No NaNs by design – Because the engine processes only timestamps that are present in all data sources, every row returned by price_history or get_lookback_prices() contains a value for each symbol. You can safely rely on these helper methods being free of missing data without additional forward-filling.

Lifecycle

Each bar the engine: 1. Injects timestamp & prices. 2. Calls run(). 3. Executes queued orders and advances the strategy index.

Minimal Template

class MyStrategy(Strategy):
    def run(self):
        if self.index == 0:
            self.buy("ETH-USD", 2)

That's all you need – no manual timestamps or boilerplate.

Building a Strategy – End-to-End

Below is a complete, minimal example that you can copy-paste and run. It shows how to

  1. Load price data from a Parquet file.
  2. Implement a strategy that relies on a lookback window.
  3. Run the back-test and inspect the results.
from quantex.backtest import BacktestRunner
from quantex.sources import ParquetDataSource
from quantex.strategy import Strategy

class MeanReversion(Strategy):
    """Buys when price drops below the rolling 20-bar mean by 2×σ, sells on mean re-touch."""

    def run(self):
        lookback = 20
        # Aligned history (no NaNs) for *all* symbols
        hist = self.get_lookback_prices(lookback)
        price = hist["BTC-USD"].iloc[-1]
        mean = hist["BTC-USD"].mean()
        std = hist["BTC-USD"].std()

        # Entry
        if price < mean - 2 * std and self.positions["BTC-USD"].is_closed:
            self.buy("BTC-USD", 1)

        # Exit
        if not self.positions["BTC-USD"].is_closed and price >= mean:
            self.close_position("BTC-USD")

# 1. Market data source (Parquet is fastest)
ds = ParquetDataSource("btc.parquet", symbol="BTC-USD")

# 2. Instantiate the strategy (start with $10k cash)
strat = MeanReversion(symbols=["BTC-USD"], initial_cash=10_000)

# 3. Run the back-test
result = BacktestRunner(strat, {"btc": ds}).run()
print(result.metrics)

Cash Safety Check

QuantEx enforces a cash sufficiency rule at execution time.
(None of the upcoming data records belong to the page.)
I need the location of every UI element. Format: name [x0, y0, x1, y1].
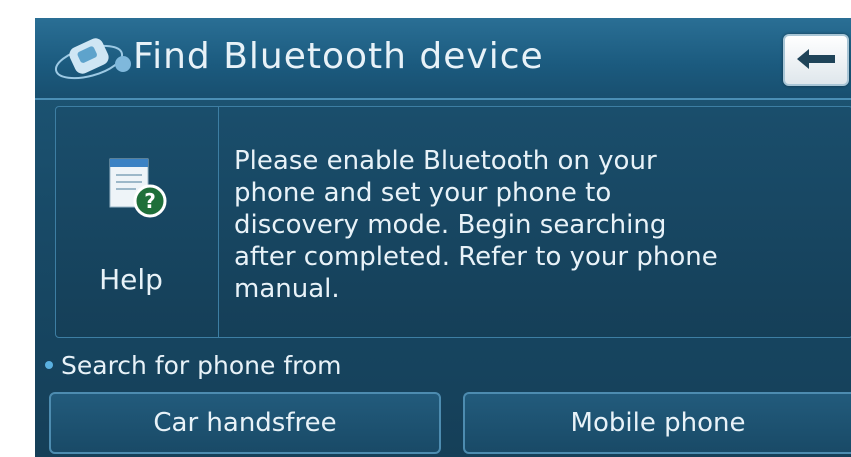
help-panel: ? Help Please enable Bluetooth on your p… [55, 106, 851, 338]
help-section[interactable]: ? Help [56, 107, 219, 337]
help-label: Help [99, 263, 163, 296]
bullet-icon [45, 361, 53, 369]
car-handsfree-button[interactable]: Car handsfree [49, 392, 441, 454]
mobile-phone-button[interactable]: Mobile phone [463, 392, 851, 454]
help-document-icon: ? [106, 155, 186, 235]
search-from-row: Search for phone from [45, 346, 342, 384]
svg-text:?: ? [144, 189, 156, 213]
back-arrow-icon [797, 49, 835, 69]
bluetooth-phone-icon [49, 34, 139, 84]
help-message: Please enable Bluetooth on your phone an… [234, 146, 718, 304]
back-button[interactable] [783, 34, 849, 86]
bluetooth-find-screen: Find Bluetooth device ? Help Please enab… [35, 18, 851, 457]
page-title: Find Bluetooth device [133, 36, 544, 77]
title-bar: Find Bluetooth device [35, 18, 851, 100]
search-label: Search for phone from [61, 350, 342, 380]
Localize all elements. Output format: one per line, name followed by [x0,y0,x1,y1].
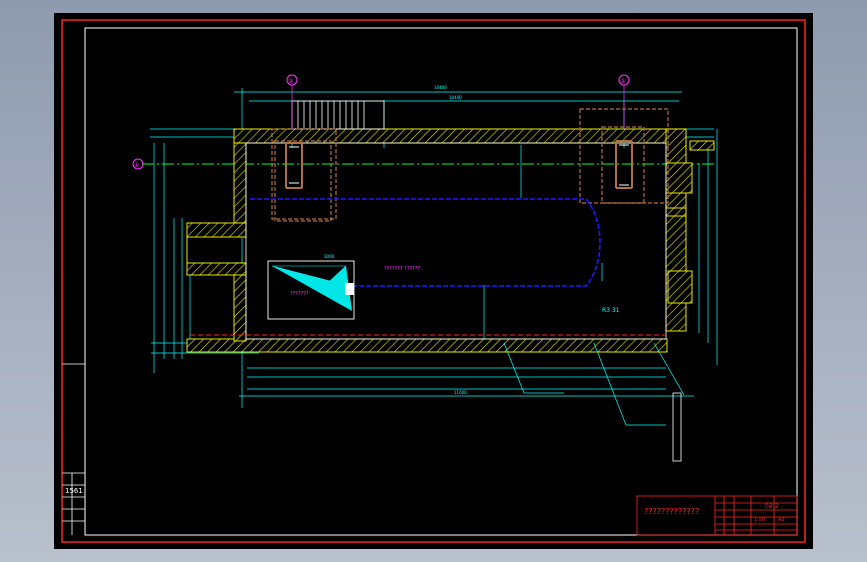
outer-frame [61,19,806,543]
room-note: ??????? ?????? [384,266,420,272]
walls [186,128,715,353]
sheet-size: A3 [778,517,785,523]
drawing-canvas: 1561 ????????????? 02-2 1:50 A3 ① ② ② ??… [61,19,806,543]
equipment-frames [271,108,669,222]
drawing-number: 02-2 [765,503,779,510]
sidebar-label: 1561 [65,487,83,495]
side-detail [672,392,682,462]
radius-note: R3 31 [602,307,620,314]
axis-label-left: ① [134,162,139,169]
axis-label-top-left: ② [288,78,294,85]
dim-bottom: 11600 [454,390,467,395]
dim-main: 10400 [434,85,447,90]
dim-top: 10400 [449,95,462,100]
equipment-label: ??????? [290,291,309,297]
pump-block [267,260,355,320]
cad-viewport[interactable]: 1561 ????????????? 02-2 1:50 A3 ① ② ② ??… [54,13,813,549]
dim-small: 3000 [324,254,335,259]
sheet-scale: 1:50 [754,517,765,523]
axis-label-top-right: ② [620,78,626,85]
staircase [291,100,385,130]
title-block-text: ????????????? [644,507,699,516]
sidebar-table [62,363,85,535]
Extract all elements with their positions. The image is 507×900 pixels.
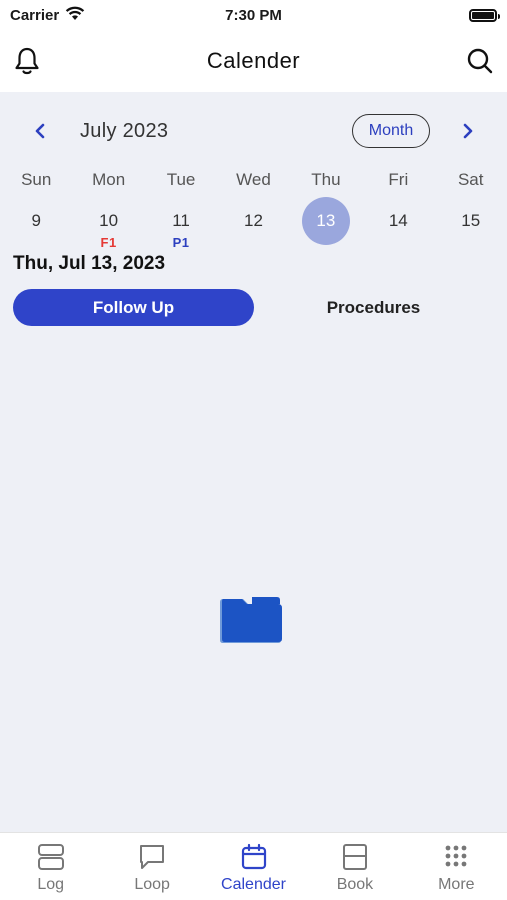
month-navigation: July 2023 Month xyxy=(0,113,507,149)
view-mode-button[interactable]: Month xyxy=(352,114,430,148)
tab-follow-up[interactable]: Follow Up xyxy=(13,289,254,326)
folder-icon xyxy=(216,594,284,646)
date-number: 14 xyxy=(388,211,408,230)
weekday-label: Wed xyxy=(236,170,271,189)
tabbar-item-book[interactable]: Book xyxy=(304,833,405,900)
log-icon xyxy=(36,843,66,876)
status-bar: Carrier 7:30 PM xyxy=(0,0,507,30)
tab-procedures[interactable]: Procedures xyxy=(253,289,494,326)
calendar-icon xyxy=(239,843,269,876)
weekday-label: Fri xyxy=(388,170,409,189)
month-title: July 2023 xyxy=(80,119,169,142)
chevron-left-icon[interactable] xyxy=(28,119,52,143)
status-time: 7:30 PM xyxy=(225,6,282,24)
tabbar-label: Book xyxy=(336,876,374,893)
selected-date-number: 13 xyxy=(301,197,350,245)
battery-icon xyxy=(469,8,500,22)
event-badge: F1 xyxy=(100,235,117,250)
tabbar-item-more[interactable]: More xyxy=(406,833,507,900)
date-cell-selected[interactable]: 13 xyxy=(290,197,362,247)
date-number: 15 xyxy=(461,211,481,230)
page-title: Calender xyxy=(206,48,301,73)
tabbar-label: Loop xyxy=(134,876,170,893)
date-cell[interactable]: 10 F1 xyxy=(72,197,144,250)
status-left: Carrier xyxy=(10,6,160,25)
tabbar-label: Calender xyxy=(221,876,286,893)
date-cell[interactable]: 11 P1 xyxy=(145,197,217,250)
grid-dots-icon xyxy=(441,843,471,876)
selected-date-label: Thu, Jul 13, 2023 xyxy=(13,253,166,274)
date-cell[interactable]: 15 xyxy=(435,197,507,247)
weekday-header: Sun Mon Tue Wed Thu Fri Sat xyxy=(0,170,507,192)
chat-bubble-icon xyxy=(137,843,167,876)
week-dates: 9 10 F1 11 P1 12 13 14 15 xyxy=(0,197,507,250)
tabbar-item-log[interactable]: Log xyxy=(0,833,101,900)
bottom-tab-bar: Log Loop Calender Book More xyxy=(0,832,507,900)
date-number: 12 xyxy=(244,211,263,230)
weekday-label: Thu xyxy=(311,170,341,189)
weekday-label: Tue xyxy=(166,170,196,189)
date-cell[interactable]: 12 xyxy=(217,197,289,247)
weekday-label: Mon xyxy=(92,170,126,189)
book-icon xyxy=(340,843,370,876)
chevron-right-icon[interactable] xyxy=(456,119,480,143)
search-icon[interactable] xyxy=(465,46,495,76)
carrier-label: Carrier xyxy=(10,6,60,24)
event-badge: P1 xyxy=(172,235,190,250)
weekday-label: Sun xyxy=(21,170,52,189)
date-number: 9 xyxy=(31,211,41,230)
status-right xyxy=(347,8,500,22)
app-header: Calender xyxy=(0,30,507,92)
bell-icon[interactable] xyxy=(12,46,42,76)
wifi-icon xyxy=(65,6,85,25)
date-cell[interactable]: 14 xyxy=(362,197,434,247)
weekday-label: Sat xyxy=(457,170,484,189)
tabbar-label: Log xyxy=(37,876,65,893)
date-cell[interactable]: 9 xyxy=(0,197,72,247)
tabbar-item-loop[interactable]: Loop xyxy=(101,833,202,900)
tabbar-item-calender[interactable]: Calender xyxy=(203,833,304,900)
tabbar-label: More xyxy=(438,876,475,893)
A ValueError is raised if you try to buy more than your available cash:

>>> strat.buy("BTC-USD", 1)  # costs $100 but we have $50
ValueError: Insufficient cash to execute buy order: required=100.00, available=50.00

No more accidental negative balances!

Advanced Tips

  • Multi-Asset Trading – Because the engine feeds aligned price rows, slicing hist[["BTC", "ETH"]] gives you a synchronised DataFrame ready for vectorised NumPy/Pandas operations.
  • Lagging Indicators – Compute them on self.price_history inside run(); no look-ahead bias because the latest row corresponds to the current bar.
  • Position Sizing – Use self.cash (or self.portfolio.cash) to implement Kelly-style sizing.
  • Debugging – Insert print(self.timestamp, self.portfolio) to log cash & positions every bar.

Planned Extensions

QuantEx aims to add:

  1. Pluggable Execution Handlers (latency, partial fills)
  2. Built-in Risk Checks (max drawdown, position limits)
  3. CLI Launcher for one-liner back-tests: quant backtest strategy.py btc.parquet

Contributions welcome! Pull requests & feature requests are tracked on GitHub.